И, конечно, вот он, этот человек, Лиргамир, судя по всему, именно о нём говорил Сан Саныч, когда упомянул о евгенике. Да, конечно, соединить Таню, какой её помнила я, и вот этого изумительного человека, это, действительно достойный материал, как говориться, куда выигрышнее генов кривоногого и неказистого злобного паука Виктора Викторовича. Так что во мне появился личный интерес постараться доставить их эмбрион живым…
Когда я вошла в реанимацию, со мной был охранник, который нёс аппарат УЗИ, нас обоих заставили надеть стерильные халаты и маски, что в общем понятно, послеоперационный период да ещё после такого вмешательства… Мне стало не по себе, когда я подумала, что я пришла совершить над беспомощной женщиной, которая притом находится между жизнью и смертью… А ведь это чудовищный по своему цинизму и наглости акт, я намереваюсь ограбить её в самом страшном смысле. Я отбираю то, что раньше никто не пытался воровать, биологическую идентичность. И только потому, что мне за это хорошо платят. Получается, в этом мире можно купить всё? Получается и я продалась, получается, я пришла совершить противоестественное и преступное деяние только потому, что за это заплачено?
Я остановилась, глядя на койку, на которой, опутанная проводами и трубками с дренажами, торчащими из груди, посередине которой приклеена повязка, а под ней, ясно, длинный шов. Такой был у Тани, но я никогда не знала, откуда он там взялся, сама она отшучивалась, и я поняла только, когда уже училась в медицинском, поняла окончательно. Хотя ходили неясные разговоры, когда Таня лежала в больнице после выкидыша, но я не придавала значения, не желая вникать в её проблемы больше, чем уже была вовлечена.
И вот теперь… я стояла здесь и смотрела на неё. Я вдруг вспомнила, что я сделала тогда с ней, но вот он, Марат, тут же, так никуда и не делся, всё возле, а Марат тоже не самый худший был юноша когда-то, и как он влюбился в неё… И что, что она, конечно, никогда не осталась бы с ним на ночь, если бы я не отравила их тогда… Он в неё влюблён. Был и остался. Так что потеряла ли она в результате? Теперь мне так не казалось…

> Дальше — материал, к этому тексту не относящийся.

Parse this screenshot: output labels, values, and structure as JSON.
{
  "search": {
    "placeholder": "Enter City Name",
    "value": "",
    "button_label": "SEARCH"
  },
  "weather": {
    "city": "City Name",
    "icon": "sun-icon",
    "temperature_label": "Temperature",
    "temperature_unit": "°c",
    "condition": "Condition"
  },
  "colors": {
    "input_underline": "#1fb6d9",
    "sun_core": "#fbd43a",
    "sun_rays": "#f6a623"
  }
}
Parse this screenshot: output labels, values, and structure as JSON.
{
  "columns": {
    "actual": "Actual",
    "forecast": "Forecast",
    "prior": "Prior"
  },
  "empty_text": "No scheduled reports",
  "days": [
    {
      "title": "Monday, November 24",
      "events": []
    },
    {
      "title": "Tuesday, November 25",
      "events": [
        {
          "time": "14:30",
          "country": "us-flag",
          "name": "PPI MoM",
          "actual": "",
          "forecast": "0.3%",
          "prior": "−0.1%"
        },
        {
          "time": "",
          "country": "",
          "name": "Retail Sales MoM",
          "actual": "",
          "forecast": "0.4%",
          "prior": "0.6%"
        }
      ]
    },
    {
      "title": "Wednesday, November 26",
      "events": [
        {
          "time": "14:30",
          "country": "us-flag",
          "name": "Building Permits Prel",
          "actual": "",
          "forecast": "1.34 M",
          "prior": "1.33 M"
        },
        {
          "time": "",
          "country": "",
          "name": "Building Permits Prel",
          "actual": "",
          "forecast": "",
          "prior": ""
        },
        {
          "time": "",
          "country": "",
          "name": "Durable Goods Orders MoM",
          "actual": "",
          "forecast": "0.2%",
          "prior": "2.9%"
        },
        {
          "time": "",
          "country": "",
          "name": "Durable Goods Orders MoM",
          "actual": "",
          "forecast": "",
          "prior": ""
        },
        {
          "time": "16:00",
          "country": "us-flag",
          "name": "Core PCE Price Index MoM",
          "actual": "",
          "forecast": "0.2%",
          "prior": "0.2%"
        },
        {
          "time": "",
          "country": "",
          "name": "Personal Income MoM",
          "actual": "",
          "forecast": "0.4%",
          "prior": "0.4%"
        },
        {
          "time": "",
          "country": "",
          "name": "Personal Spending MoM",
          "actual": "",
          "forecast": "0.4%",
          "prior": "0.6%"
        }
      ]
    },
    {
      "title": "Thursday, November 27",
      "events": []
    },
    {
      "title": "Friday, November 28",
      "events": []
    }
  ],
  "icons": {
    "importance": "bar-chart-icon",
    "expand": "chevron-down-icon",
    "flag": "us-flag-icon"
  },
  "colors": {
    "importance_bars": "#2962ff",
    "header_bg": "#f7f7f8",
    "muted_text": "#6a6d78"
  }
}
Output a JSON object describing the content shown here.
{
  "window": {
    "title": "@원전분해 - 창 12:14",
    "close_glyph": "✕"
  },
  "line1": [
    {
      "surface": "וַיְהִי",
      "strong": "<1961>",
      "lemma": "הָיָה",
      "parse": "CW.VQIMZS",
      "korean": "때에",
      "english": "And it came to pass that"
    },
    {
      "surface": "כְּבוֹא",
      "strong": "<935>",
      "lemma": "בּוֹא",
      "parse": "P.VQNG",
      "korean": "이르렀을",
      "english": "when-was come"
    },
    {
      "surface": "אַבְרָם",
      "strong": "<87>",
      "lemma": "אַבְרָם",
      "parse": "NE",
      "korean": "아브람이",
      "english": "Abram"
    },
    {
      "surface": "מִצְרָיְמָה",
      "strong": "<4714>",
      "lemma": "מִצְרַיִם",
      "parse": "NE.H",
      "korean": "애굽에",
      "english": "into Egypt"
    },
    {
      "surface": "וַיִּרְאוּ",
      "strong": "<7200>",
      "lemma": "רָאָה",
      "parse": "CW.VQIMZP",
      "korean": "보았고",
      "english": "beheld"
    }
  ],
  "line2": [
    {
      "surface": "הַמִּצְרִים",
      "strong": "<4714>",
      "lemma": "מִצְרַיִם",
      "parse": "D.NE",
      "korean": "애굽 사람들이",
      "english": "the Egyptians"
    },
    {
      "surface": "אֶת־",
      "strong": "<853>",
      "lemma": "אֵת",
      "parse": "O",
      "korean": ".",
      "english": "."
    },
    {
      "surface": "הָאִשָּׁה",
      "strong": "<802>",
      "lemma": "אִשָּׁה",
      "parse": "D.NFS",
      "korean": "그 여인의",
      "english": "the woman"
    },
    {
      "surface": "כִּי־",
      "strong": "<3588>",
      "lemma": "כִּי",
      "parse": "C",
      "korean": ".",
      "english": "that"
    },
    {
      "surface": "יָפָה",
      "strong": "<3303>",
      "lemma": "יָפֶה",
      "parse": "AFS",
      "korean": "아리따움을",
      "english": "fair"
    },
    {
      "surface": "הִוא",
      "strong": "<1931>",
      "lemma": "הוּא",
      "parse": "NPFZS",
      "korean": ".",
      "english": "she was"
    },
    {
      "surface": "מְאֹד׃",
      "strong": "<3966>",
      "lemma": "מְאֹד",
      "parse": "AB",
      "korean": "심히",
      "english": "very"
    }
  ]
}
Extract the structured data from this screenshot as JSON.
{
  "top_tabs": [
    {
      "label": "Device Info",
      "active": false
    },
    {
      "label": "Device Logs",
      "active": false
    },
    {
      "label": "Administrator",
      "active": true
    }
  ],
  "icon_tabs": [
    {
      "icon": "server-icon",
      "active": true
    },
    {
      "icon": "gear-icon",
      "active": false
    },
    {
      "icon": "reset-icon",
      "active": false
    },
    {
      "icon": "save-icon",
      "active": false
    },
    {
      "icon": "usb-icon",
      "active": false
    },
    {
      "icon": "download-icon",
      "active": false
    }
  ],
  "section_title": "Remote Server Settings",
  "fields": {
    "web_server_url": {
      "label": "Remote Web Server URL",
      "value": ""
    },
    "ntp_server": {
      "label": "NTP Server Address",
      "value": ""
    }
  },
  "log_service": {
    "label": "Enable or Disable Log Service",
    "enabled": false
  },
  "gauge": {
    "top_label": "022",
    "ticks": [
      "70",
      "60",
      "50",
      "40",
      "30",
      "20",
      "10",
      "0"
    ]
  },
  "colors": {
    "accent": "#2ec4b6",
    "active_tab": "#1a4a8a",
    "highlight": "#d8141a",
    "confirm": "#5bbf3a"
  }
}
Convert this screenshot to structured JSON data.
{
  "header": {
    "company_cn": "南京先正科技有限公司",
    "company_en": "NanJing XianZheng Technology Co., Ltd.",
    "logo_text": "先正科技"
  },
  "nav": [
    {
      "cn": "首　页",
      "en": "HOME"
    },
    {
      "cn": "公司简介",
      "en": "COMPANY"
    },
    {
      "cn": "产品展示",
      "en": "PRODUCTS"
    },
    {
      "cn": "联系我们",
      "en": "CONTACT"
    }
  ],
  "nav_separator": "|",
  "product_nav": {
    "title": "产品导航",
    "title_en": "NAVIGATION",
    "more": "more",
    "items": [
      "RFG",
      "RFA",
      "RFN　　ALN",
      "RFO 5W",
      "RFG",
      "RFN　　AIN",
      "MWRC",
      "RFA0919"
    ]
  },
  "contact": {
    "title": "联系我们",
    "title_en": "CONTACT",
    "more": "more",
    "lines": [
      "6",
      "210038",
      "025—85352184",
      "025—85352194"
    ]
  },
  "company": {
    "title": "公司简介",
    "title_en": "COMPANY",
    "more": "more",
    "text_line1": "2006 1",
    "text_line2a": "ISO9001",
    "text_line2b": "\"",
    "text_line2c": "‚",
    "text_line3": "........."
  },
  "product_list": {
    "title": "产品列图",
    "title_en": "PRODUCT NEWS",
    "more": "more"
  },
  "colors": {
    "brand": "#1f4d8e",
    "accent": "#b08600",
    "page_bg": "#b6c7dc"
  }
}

И всё же… Я могу не делать того, зачем меня послали. Я могу отдать любую яйцеклетку из нашего банка, кто и когда заметит разницу? Никто и никогда. Ведь гарантий сходства никаких нет, это вам не синий и жёлтый смешать, и то получатся разные оттенки зелёного, если чуть-чуть изменить пропорции, в яйцеклетке нет копии женщины, в теле которой она произведена, там всего лишь зашифрованный код всех поколений её предков. Так что никто и никогда не узнает о подмене. Ну, а эмбрион… ну не получилось, разрушился. И так 99,9 процентов, что он погибнет. Я могу это сделать. Могу оставить ей её ребёнка, и не трогать её клетки, отдам клетки тех, кто добровольно продал… Да, за моей спиной стоит охранник, но что он понимает? Я просто заставлю его выйти, я в любом случае сделаю это, потому что манипуляция не для глаз посторонних, тем более мужчин. Я могу… могу, и всё это без риска для себя…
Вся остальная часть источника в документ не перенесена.